Saturday, October 27, 2007
Wednesday, October 17, 2007
GME (Genomes, Medicine, and the Environment) is the meeting that was once called GSAC (Genome Sequencing and Analysis Conference), with the name change reflecting that the focus is now more on the use of genomics to understand medicine and the environment rather than on genome sequencing per se (although there was still a session on sequencing technology). It was held in San Diego, which allowed me to visit the La Jolla branch of the JCVI and to see former colleagues who have transplanted to the “left coast”.
Colleen Cavanaugh and Nancy Moran gave interesting back-to-back talks on bacterial symbionts of plants and animals and brought up many of the same issues in their evolution – namely that the genome size of symbionts seems to be correlated with the estimated age of their relationship with their host – that is that large bacterial symbiont genomes seem to shrink over time. Not that this is surprising, given that mitochondria and plastids are thought to be remnants of symbionts with larger genomes, but it is nice to see evidence of the process in progress today. The isolated environment of symbionts also seems to result in other oddities, such as increase levels of drift and chance fixation. As I am currently involved in a genome project of an endosymbiont of a cellulose-degrading shipworm, both Nancy's and Colleen's talks gave me many ideas for interesting things to look for.
JCVI's own Nobel laureate, Ham Smith, gave a pleasantly low-key talk on the status of his synthetic life project (no, bad scientific reporting to the contrary, he hasn't succeeded yet). Basically, now that his group has successfully transferred a genome from one bacterium to another, they are building an entire synthetic genome of Mycoplasma genitalium from scratch. Of course, even when they successfully transfer this they won't really have “synthetic life”, but it is clearly a step that needs to be done along the way. Again, I really liked it how Ham basically just said what he was doing without any hype – but then, when you have the Nobel, I guess you don't need hype.
A younger JCVI researcher, Yuri Gorby, presented his work on “nanowires” -- basically, structures produced by some bacteria that conduct electricity. The theory is that these allow the bacteria to disseminate electrons in a biofilm, thus freeing the bacteria from having to have direct contact with an electron acceptor. Really cool stuff, although not universally accepted yet.
Edward Bayer gave a talk about the “cellulosome”, which I hadn't heard of before, but given that I'm working on a cellulose degrading bacterium, I suppose I should have. Basically, not all cellulases are free in the cytoplasm – basically many form a complex (the aforementioned “cellulosome”) which is far more efficient than free cellulases. As Jonathan Eisen mentioned, Edward's paraphrase of Genesis at the start of the talk did seem rather off-putting, but hopefully it's just a cultural thing – perhaps in Israel such talk is just a manner of speaking and not a sign of creationism. He did mention evolution at one point, which was somewhat reassuring.

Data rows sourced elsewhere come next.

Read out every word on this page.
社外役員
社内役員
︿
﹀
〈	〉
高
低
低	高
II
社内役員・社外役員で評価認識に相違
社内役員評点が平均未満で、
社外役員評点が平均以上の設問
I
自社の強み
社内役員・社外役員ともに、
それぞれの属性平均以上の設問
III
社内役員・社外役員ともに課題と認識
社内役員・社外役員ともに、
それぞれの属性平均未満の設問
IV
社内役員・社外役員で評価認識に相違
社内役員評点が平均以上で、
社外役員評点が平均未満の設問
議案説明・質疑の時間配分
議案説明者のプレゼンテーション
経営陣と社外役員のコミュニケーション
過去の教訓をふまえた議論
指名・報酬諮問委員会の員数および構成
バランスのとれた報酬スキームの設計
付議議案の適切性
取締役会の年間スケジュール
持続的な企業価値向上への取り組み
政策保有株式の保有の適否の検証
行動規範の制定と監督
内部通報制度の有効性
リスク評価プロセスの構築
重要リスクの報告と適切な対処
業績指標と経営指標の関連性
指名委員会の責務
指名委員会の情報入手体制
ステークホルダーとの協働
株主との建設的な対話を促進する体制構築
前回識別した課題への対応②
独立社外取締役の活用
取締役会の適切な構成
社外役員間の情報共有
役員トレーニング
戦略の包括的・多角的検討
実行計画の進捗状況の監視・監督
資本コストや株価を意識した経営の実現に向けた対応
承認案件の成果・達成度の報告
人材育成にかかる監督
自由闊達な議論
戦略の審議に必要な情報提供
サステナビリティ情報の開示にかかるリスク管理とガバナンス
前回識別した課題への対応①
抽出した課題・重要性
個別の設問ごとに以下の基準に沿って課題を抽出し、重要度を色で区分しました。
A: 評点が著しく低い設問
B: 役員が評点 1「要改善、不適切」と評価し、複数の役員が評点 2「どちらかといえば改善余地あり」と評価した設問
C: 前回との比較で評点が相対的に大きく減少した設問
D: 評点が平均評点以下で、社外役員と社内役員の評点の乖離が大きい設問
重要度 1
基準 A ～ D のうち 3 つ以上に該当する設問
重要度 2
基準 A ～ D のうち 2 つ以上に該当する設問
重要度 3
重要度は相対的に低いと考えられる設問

My former TIGR colleague John Heidelberg gave a talk on his work on metagenomics of cyanobacterial mats in Yellowstone Park hot-springs. Besides the interesting results, he brought up the important (if somewhat scary) observation that it is possible to assemble a genome from metagenomic data that doesn't actually exist in nature (much like nobody has the average 2.2 children).
Gene Tyson and Mary Ann Moran both talked about “metatranscriptomics”, which despite being a new “omics” (another one? geez!), is actually a really good idea – don't just sequence genomes from the environment – sequence the mRNAs to get an idea of what genes are turned on in a population in a given condition. Tyson was using microbial data from the Hawaii Ocean Time-series station ALOHA, and Moran was looking at her coastal Roseobacters.
Jonathan Eisen talked about his “Genomic Encyclopedia” which he plans to do with the JGI. Basically he plans to sequence (in a high throughput manner) hundreds of bacteria and archaea He aims to start with a pilot of 200 organisms (100 of which he'll close), but there's talk of maybe doing everything in Bergey's manual. From Jonathan's perspective, the point is to make a “happy tree of life” in which we have data to make truly representative phylogenetic analyses. As a genomicist, I find this both awesome and scary. Obviously, I'd love to have the data, but it looks like the time of “genome projects” as such is becoming as quaint as cloning and sequencing a single gene. Well, times move on, I suppose. Jonathan also talked about our Hyphomonas work as an example of how genomics helps resolve phylogenetic questions.
Shannon Williamson (now of JCVI-La Jolla) presented a talk about phage metagenomics in deep sea environments. Basically, she found that bacteria in diffuse-flow thermal vents have more lysogenic phages than do bacteria in the surrounding cold water (presumably because lytic phages would have have a hard time finding a host in a diffuse environment). Additionally, the phages are less diverse than in the surrounding waters, This talk was especially interesting to me because I helped her with some of the bioinformatics analyses, but I hadn't seen the big picture before.